Yet again, the Kingdom this year burns brighter than its neighbours, with fires in Cambodia being detected from space at a much higher rate than any other country in the region, according to a NASA report published last week.
It's likely a product of both naturally occurring blazes and also those caused by land clearing, especially on concessions.
Fire season, which runs from January through March, but can extend as late as May, reached its 2018 peak on February 3, when NASA’s Earth Observatory picked up some 1,868 active fires in Cambodia. That compared to 217 in Thailand, 185 in Laos, 114 in Vietnam and 77 in Myanmar.
“The pattern is consistent with recent years," according to a brief report from the public outreach arm of the US National Aeronautics and Space Administration. "[T]he instrument has detected four-to-five times as many fires in northern Cambodia as it did in Vietnam and Thailand between August 2016 and February 2018.”

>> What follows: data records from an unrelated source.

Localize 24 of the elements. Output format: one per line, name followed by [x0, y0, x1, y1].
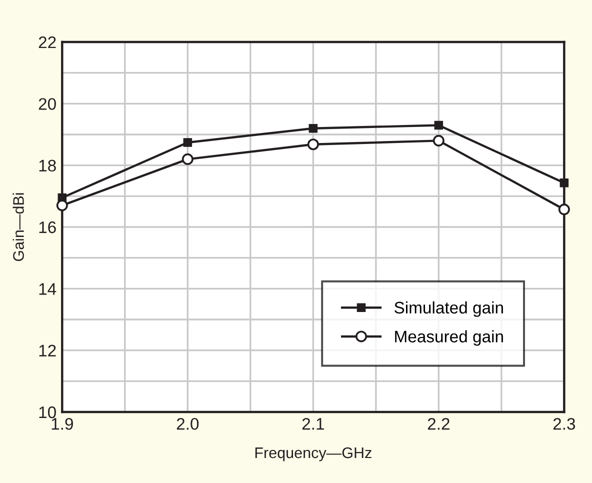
- point: [308, 124, 318, 133]
- legend-label: Measured gain: [395, 330, 503, 346]
- point: [182, 153, 194, 165]
- y-tick-label: 18: [39, 160, 56, 172]
- point: [434, 120, 444, 130]
- x-axis-title: Frequency—GHz: [255, 447, 372, 462]
- x-tick-label: 2.1: [302, 418, 324, 430]
- point: [558, 204, 570, 216]
- y-tick-label: 12: [39, 344, 56, 356]
- point: [432, 134, 444, 146]
- x-tick-label: 2.0: [176, 418, 199, 430]
- legend-label: Simulated gain: [394, 301, 503, 317]
- point: [183, 138, 192, 147]
- x-tick-label: 2.2: [428, 418, 450, 430]
- y-axis-title: Gain—dBi: [12, 193, 24, 262]
- y-tick-label: 20: [38, 98, 56, 110]
- x-tick-label: 2.3: [553, 418, 576, 430]
- x-tick-label: 1.9: [52, 418, 73, 430]
- y-tick-label: 10: [39, 406, 56, 418]
- y-tick-label: 22: [38, 36, 56, 48]
- point: [560, 178, 569, 188]
- y-tick-label: 16: [39, 221, 56, 234]
- point: [307, 138, 319, 150]
- y-tick-label: 14: [39, 283, 56, 295]
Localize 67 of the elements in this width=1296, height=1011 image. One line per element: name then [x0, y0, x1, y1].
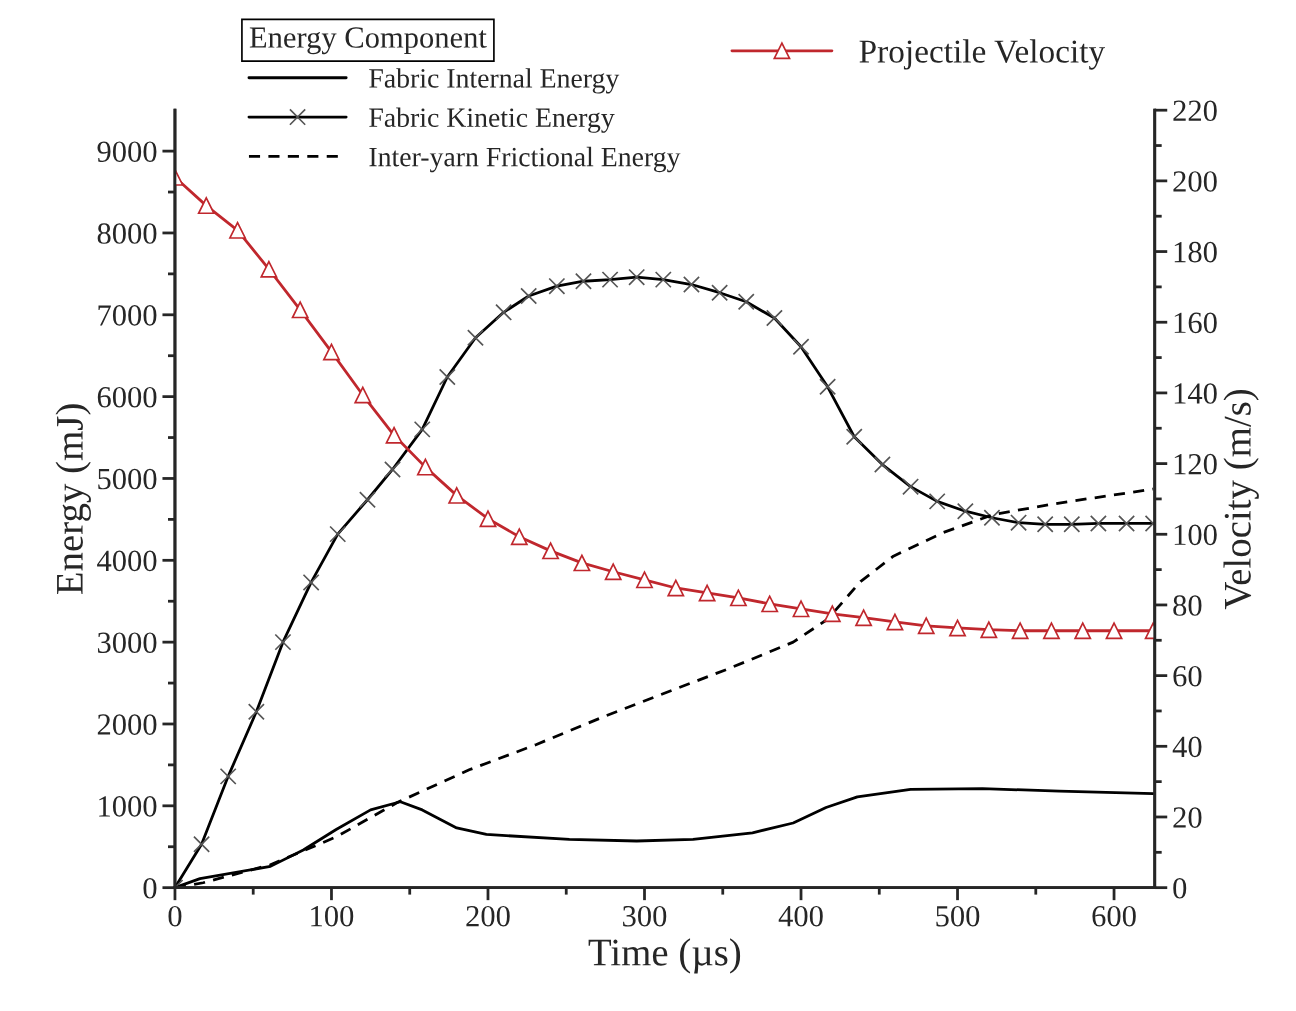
y-tick-label: 0	[143, 877, 157, 899]
y-tick-label: 9000	[97, 141, 157, 163]
y2-tick-label: 140	[1174, 383, 1217, 404]
y2-tick-label: 80	[1173, 595, 1202, 616]
point	[823, 605, 841, 623]
legend-label: Fabric Internal Energy	[369, 68, 620, 94]
point	[886, 613, 904, 631]
point	[636, 571, 653, 589]
point	[855, 609, 873, 627]
point	[698, 584, 716, 602]
point	[448, 486, 466, 504]
y2-tick-label: 60	[1173, 665, 1202, 687]
point	[761, 595, 779, 613]
y2-tick-label: 180	[1174, 241, 1217, 263]
x-tick-label: 100	[311, 905, 354, 927]
legend-label: Inter-yarn Frictional Energy	[369, 146, 681, 173]
y2-tick-label: 160	[1174, 312, 1217, 334]
point	[542, 542, 560, 560]
y2-tick-label: 0	[1173, 877, 1187, 899]
x-tick-label: 300	[623, 905, 667, 927]
point	[291, 301, 309, 319]
legend-label: Fabric Kinetic Energy	[369, 107, 615, 133]
y2-tick-label: 120	[1174, 453, 1217, 475]
y2-axis-title: Velocity (m/s)	[1223, 389, 1259, 610]
point	[322, 343, 340, 361]
x-tick-label: 500	[936, 905, 980, 927]
y-tick-label: 2000	[97, 714, 157, 735]
x-axis-title: Time (µs)	[588, 938, 741, 974]
point	[1011, 622, 1029, 640]
legend-title: Energy Component	[249, 27, 487, 55]
y-tick-label: 6000	[97, 386, 157, 408]
point	[917, 617, 935, 635]
y-tick-label: 3000	[97, 632, 157, 654]
point	[949, 619, 967, 637]
point	[573, 554, 591, 572]
point	[1105, 622, 1123, 640]
y-tick-label: 8000	[97, 223, 157, 244]
y2-tick-label: 100	[1174, 524, 1217, 546]
point	[729, 589, 747, 607]
y-axis-title: Energy (mJ)	[55, 404, 91, 595]
point	[385, 426, 403, 444]
x-tick-label: 400	[778, 905, 823, 927]
point	[667, 579, 685, 597]
y-tick-label: 5000	[98, 468, 157, 490]
point	[792, 600, 810, 618]
point	[980, 621, 998, 639]
y-tick-label: 4000	[97, 550, 157, 572]
point	[416, 458, 434, 476]
y2-tick-label: 40	[1172, 736, 1202, 758]
point	[604, 563, 622, 581]
legend-label: Projectile Velocity	[859, 39, 1106, 70]
y-tick-label: 7000	[98, 305, 157, 326]
x-tick-label: 600	[1092, 905, 1136, 927]
y2-tick-label: 20	[1173, 807, 1202, 828]
point	[354, 386, 372, 404]
point	[1074, 622, 1092, 640]
y2-tick-label: 220	[1173, 100, 1217, 122]
point	[260, 260, 278, 278]
y-tick-label: 1000	[99, 796, 157, 817]
point	[229, 221, 247, 239]
x-tick-label: 200	[466, 905, 510, 927]
point	[1042, 622, 1060, 640]
point	[479, 510, 497, 528]
point	[510, 528, 528, 546]
y2-tick-label: 200	[1173, 171, 1217, 192]
x-tick-label: 0	[168, 905, 182, 927]
point	[197, 197, 215, 215]
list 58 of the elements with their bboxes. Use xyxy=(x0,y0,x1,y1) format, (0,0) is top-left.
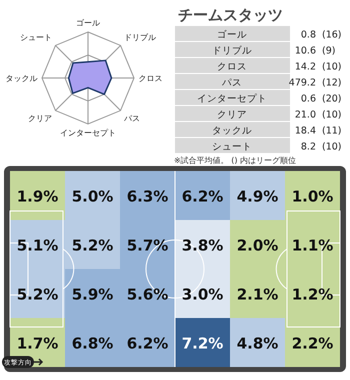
spoke-label: タックル xyxy=(5,74,38,83)
data-label: 6.3% xyxy=(126,188,168,206)
data-label: 3.0% xyxy=(182,286,224,304)
data-label: 4.9% xyxy=(236,188,278,206)
data-label: 0.8 xyxy=(300,30,316,40)
data-label: 21.0 xyxy=(294,110,316,120)
spoke-label: ドリブル xyxy=(124,33,156,42)
data-label: 18.4 xyxy=(294,126,316,136)
spoke-label: パス xyxy=(122,114,140,123)
data-label: (12) xyxy=(322,78,342,88)
data-label: (10) xyxy=(322,62,342,72)
data-label: 6.2% xyxy=(126,334,168,352)
data-label: 5.0% xyxy=(72,188,114,206)
text: ※試合平均値。 () 内はリーグ順位 xyxy=(174,156,296,165)
data-label: 5.2% xyxy=(16,286,58,304)
data-label: 2.2% xyxy=(292,334,334,352)
data-label: 1.1% xyxy=(292,236,334,254)
data-label: 5.7% xyxy=(126,236,168,254)
data-label: (10) xyxy=(322,110,342,120)
spoke-label: インターセプト xyxy=(60,128,116,138)
data-label: 8.2 xyxy=(300,142,316,152)
spoke-label: ゴール xyxy=(76,18,100,28)
data-label: 14.2 xyxy=(294,62,316,72)
category-label: パス xyxy=(221,78,242,88)
data-label: 5.2% xyxy=(72,236,114,254)
spoke-label: クロス xyxy=(138,74,163,83)
data-label: (10) xyxy=(322,142,342,152)
data-label: 1.2% xyxy=(292,286,334,304)
text: チームスタッツ xyxy=(178,6,283,24)
data-label: 2.0% xyxy=(236,236,278,254)
data-label: 6.8% xyxy=(72,334,114,352)
data-label: 5.1% xyxy=(16,236,58,254)
data-label: 6.2% xyxy=(182,188,224,206)
data-label: 1.9% xyxy=(16,188,58,206)
spoke-label: クリア xyxy=(28,114,52,123)
data-label: (11) xyxy=(322,126,342,136)
data-label: (20) xyxy=(322,94,342,104)
category-label: ゴール xyxy=(217,28,247,40)
spoke-label: シュート xyxy=(20,33,52,42)
data-label: 2.1% xyxy=(236,286,278,304)
data-label: 10.6 xyxy=(294,46,316,56)
data-label: 0.6 xyxy=(300,94,316,104)
category-label: クリア xyxy=(217,110,247,120)
category-label: シュート xyxy=(212,142,252,152)
category-label: クロス xyxy=(217,62,247,72)
data-label: 3.8% xyxy=(182,236,224,254)
data-label: 4.8% xyxy=(236,334,278,352)
data-label: 5.9% xyxy=(72,286,114,304)
data-label: (9) xyxy=(322,46,336,56)
data-label: (16) xyxy=(322,30,342,40)
category-label: ドリブル xyxy=(212,44,252,56)
data-label: 1.0% xyxy=(292,188,334,206)
data-label: 5.6% xyxy=(126,286,168,304)
data-label: 1.7% xyxy=(16,334,58,352)
category-label: インターセプト xyxy=(197,92,267,104)
category-label: タックル xyxy=(212,126,252,136)
data-label: 479.2 xyxy=(288,78,316,88)
data-label: 7.2% xyxy=(182,334,224,352)
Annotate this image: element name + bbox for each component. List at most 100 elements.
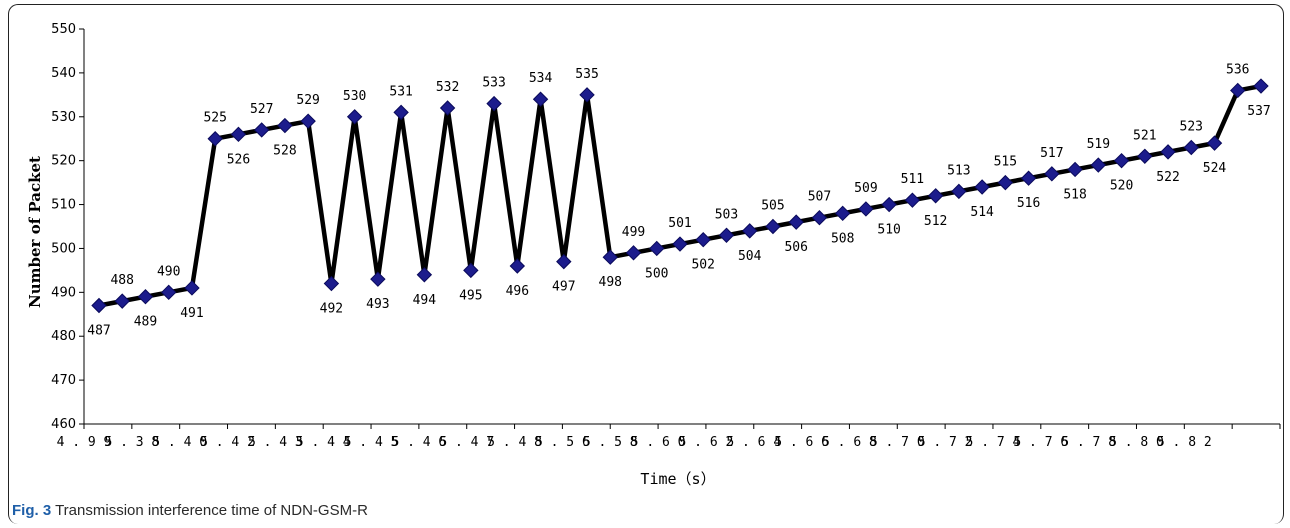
x-tick-label: 5 . 4 0 xyxy=(152,435,207,450)
data-label: 535 xyxy=(575,67,598,82)
x-tick-label: 5 . 6 0 xyxy=(631,435,686,450)
data-point-marker xyxy=(1090,157,1107,173)
data-point-marker xyxy=(393,104,409,121)
x-tick-label: 5 . 7 2 xyxy=(918,435,973,450)
data-label: 534 xyxy=(529,71,553,86)
data-label: 516 xyxy=(1017,196,1040,211)
x-tick-label: 5 . 7 6 xyxy=(1013,435,1068,450)
x-tick-label: 5 . 8 0 xyxy=(1109,435,1164,450)
data-point-marker xyxy=(788,214,804,230)
data-point-marker xyxy=(672,236,688,252)
data-label: 514 xyxy=(970,205,994,220)
data-label: 500 xyxy=(645,266,668,281)
y-tick-label: 510 xyxy=(51,198,76,213)
data-point-marker xyxy=(1206,135,1223,151)
x-tick-label: 5 . 6 6 xyxy=(774,435,829,450)
data-label: 508 xyxy=(831,231,854,246)
data-point-marker xyxy=(742,223,758,239)
data-point-marker xyxy=(927,188,944,204)
data-label: 528 xyxy=(273,144,296,159)
data-point-marker xyxy=(1230,82,1246,99)
data-point-marker xyxy=(486,95,502,112)
x-tick-label: 5 . 7 4 xyxy=(966,435,1021,450)
data-point-marker xyxy=(1253,78,1269,94)
markers-group xyxy=(91,78,1269,314)
data-label: 532 xyxy=(436,80,459,95)
data-point-marker xyxy=(161,284,177,301)
data-point-marker xyxy=(230,126,247,143)
x-tick-label: 5 . 6 8 xyxy=(822,435,877,450)
x-tick-label: 5 . 4 4 xyxy=(296,435,351,450)
y-tick-label: 550 xyxy=(51,22,76,37)
figure-caption: Fig. 3 Transmission interference time of… xyxy=(12,502,368,519)
data-point-marker xyxy=(1137,148,1153,164)
y-tick-label: 460 xyxy=(51,417,76,432)
x-tick-label: 5 . 5 8 xyxy=(583,435,638,450)
data-point-marker xyxy=(300,113,316,129)
data-point-marker xyxy=(1044,166,1060,182)
x-tick-label: 5 . 6 2 xyxy=(679,435,734,450)
data-point-marker xyxy=(137,289,154,305)
x-tick-label: 5 . 7 8 xyxy=(1061,435,1116,450)
data-point-marker xyxy=(1113,152,1130,169)
data-point-marker xyxy=(625,245,642,261)
data-label: 521 xyxy=(1133,128,1156,143)
data-label: 498 xyxy=(599,275,622,290)
data-label: 510 xyxy=(877,223,900,238)
x-axis-title: Time（s） xyxy=(640,470,715,488)
data-point-marker xyxy=(463,262,479,279)
data-label: 492 xyxy=(320,302,343,317)
data-label: 509 xyxy=(854,181,877,196)
data-label: 496 xyxy=(506,284,529,299)
data-point-marker xyxy=(91,297,107,314)
data-label: 530 xyxy=(343,89,366,104)
chart-axes xyxy=(83,29,1280,425)
data-point-marker xyxy=(811,210,828,226)
data-point-marker xyxy=(277,117,293,134)
y-tick-label: 520 xyxy=(51,154,76,169)
data-label: 527 xyxy=(250,102,273,117)
x-tick-label: 5 . 6 4 xyxy=(726,435,781,450)
data-label: 504 xyxy=(738,249,762,264)
y-tick-label: 490 xyxy=(51,285,76,300)
y-tick-label: 500 xyxy=(51,241,76,256)
data-label: 507 xyxy=(808,190,831,205)
data-label: 522 xyxy=(1156,170,1179,185)
data-point-marker xyxy=(602,249,618,265)
data-point-marker xyxy=(951,183,967,200)
figure-frame xyxy=(8,4,1284,524)
data-label: 513 xyxy=(947,163,970,178)
x-tick-label: 5 . 4 7 xyxy=(439,435,494,450)
data-point-marker xyxy=(532,91,549,107)
x-tick-label: 5 . 8 2 xyxy=(1157,435,1212,450)
data-label: 537 xyxy=(1247,104,1270,119)
data-point-marker xyxy=(346,109,363,125)
data-point-marker xyxy=(649,240,665,257)
data-label: 501 xyxy=(668,216,691,231)
x-tick-label: 5 . 7 0 xyxy=(870,435,925,450)
x-tick-label: 5 . 4 2 xyxy=(200,435,255,450)
figure-label: Fig. 3 xyxy=(12,502,52,519)
y-axis-ticks: 460 470 480 490 500 510 520 530 540 550 xyxy=(51,22,84,432)
data-label: 524 xyxy=(1203,161,1227,176)
data-point-marker xyxy=(323,275,340,292)
data-label: 515 xyxy=(994,155,1017,170)
figure-caption-text: Transmission interference time of NDN-GS… xyxy=(55,502,368,519)
data-point-marker xyxy=(509,258,526,274)
data-label: 511 xyxy=(901,172,924,187)
data-labels-group: 487 488 489 490 491 525 526 527 528 529 492 530 493 5… xyxy=(87,62,1270,338)
data-point-marker xyxy=(695,231,711,248)
x-tick-label: 5 . 4 3 xyxy=(248,435,303,450)
data-point-marker xyxy=(1067,161,1083,178)
data-point-marker xyxy=(765,218,781,235)
x-tick-label: 5 . 4 6 xyxy=(391,435,446,450)
x-tick-label: 5 . 3 8 xyxy=(104,435,159,450)
data-label: 499 xyxy=(622,225,645,240)
x-tick-label: 5 . 5 6 xyxy=(535,435,590,450)
data-point-marker xyxy=(556,253,572,270)
data-point-marker xyxy=(974,179,990,195)
data-point-marker xyxy=(184,280,200,296)
y-tick-label: 480 xyxy=(51,329,76,344)
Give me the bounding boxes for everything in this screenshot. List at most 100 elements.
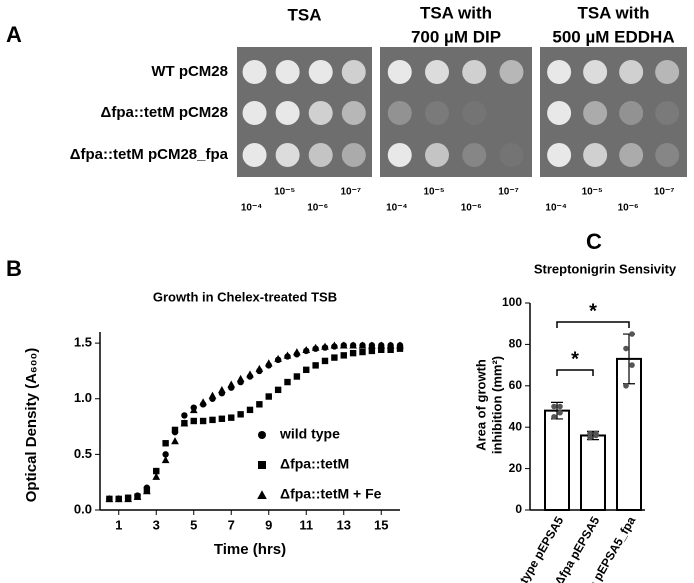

Chea Sam Ang, head of the Environment Ministry’s General Directorate for Administration of Nature Conservation and Protection, said annual fires in deciduous forests are a natural occurrence, burning surface debris and grasslands, but leaving large trees unharmed. Simon Mahood, Wildlife Conservation Society–Cambodia senior technical adviser, agreed a portion of the burning is a natural part of the ecology.
“Cambodia has more [deciduous] forest than its neighbours. For a start, that’s definitely a factor,” he said. “The vast majority of fires are set by people.”
While many fires are from slash-and-burn agriculture, hunting, foraging and resin collection, as well as land grabbing, land clearing on concessions is the key factor, Sam Ang said.
“From the land concessions, when they clear the land they clear the forest for agriculture so after they collect the timber, they set the fire,” he said. “We have more [fires] because of land clearing for the [economic] land concessions and social land concessions.”
There is also a correlation between logging and forest fires, according to NASA’s report.
“Loggers use fire to clear roads and to clear the land after harvesting the most desirable species,” they wrote, noting that without information on the ground it is impossible to determine what caused a given fire from the satellite imagery.
This wouldn’t be the case in evergreen forests – such as in Virachey National Park – where hardly any fires are observed, Sam Ang and Mahood said.
Sam Ang added that fires are “not a priority” issue, though the ministry monitors and works with local villagers on fire education.